Jonathan Capehart's report on Defense Secretary Robert Gates's speech at Duke University was a useful reminder of the "abstraction" that war has become to most Americans.
I still believe, as I did in 2003 when I first proposed reinstating the military draft, that decision-makers in the U.S. Congress, and elsewhere, would never have supported an invasion of Iraq at all if their own children had been subject to service in the invading force.

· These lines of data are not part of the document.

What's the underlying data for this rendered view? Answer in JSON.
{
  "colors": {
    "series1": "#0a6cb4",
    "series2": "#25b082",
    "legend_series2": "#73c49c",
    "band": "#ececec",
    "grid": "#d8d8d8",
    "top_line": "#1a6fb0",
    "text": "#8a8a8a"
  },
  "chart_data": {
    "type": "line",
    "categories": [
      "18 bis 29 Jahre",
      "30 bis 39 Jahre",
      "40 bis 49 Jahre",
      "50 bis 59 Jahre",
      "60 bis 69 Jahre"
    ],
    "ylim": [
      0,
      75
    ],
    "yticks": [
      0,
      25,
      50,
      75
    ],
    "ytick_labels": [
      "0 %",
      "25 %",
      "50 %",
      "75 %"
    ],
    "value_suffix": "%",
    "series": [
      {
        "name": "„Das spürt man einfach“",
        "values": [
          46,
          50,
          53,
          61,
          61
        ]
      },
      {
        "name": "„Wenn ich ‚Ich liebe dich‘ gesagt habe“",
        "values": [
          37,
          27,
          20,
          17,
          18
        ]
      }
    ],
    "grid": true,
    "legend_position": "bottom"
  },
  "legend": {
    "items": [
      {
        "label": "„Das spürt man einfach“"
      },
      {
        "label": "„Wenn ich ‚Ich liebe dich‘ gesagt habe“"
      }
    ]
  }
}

Today's warriors, increasingly, are the young men and women from economically depressed small towns and inner cities who are vigorously recruited with generous enlistment bonuses and education benefits. Subjected to multiple deployments, many return home with invisible wounds of PTSD and brain injuries. Many self-medicate with alcohol and drugs. Others succumb to suicide. After separation, they are unemployed at twice the national rate.
I agree with the Secretary that a return to ROTC at elite colleges won't help much to level the playing field of service. No one should expect college students to reverse the moral failure of the country to ask all of its citizens to share the burden of warfare.
As long as political leaders are unwilling to place their own family members in harm's way, then no one else will.
CHARLES B. RANGEL
Member of Congress
As I wrote earlier this week, a return to the draft will never happen. But Rangel's tradition of raising the issue is a useful reminder for everyone that the cost of our freedom is borne by a relative few.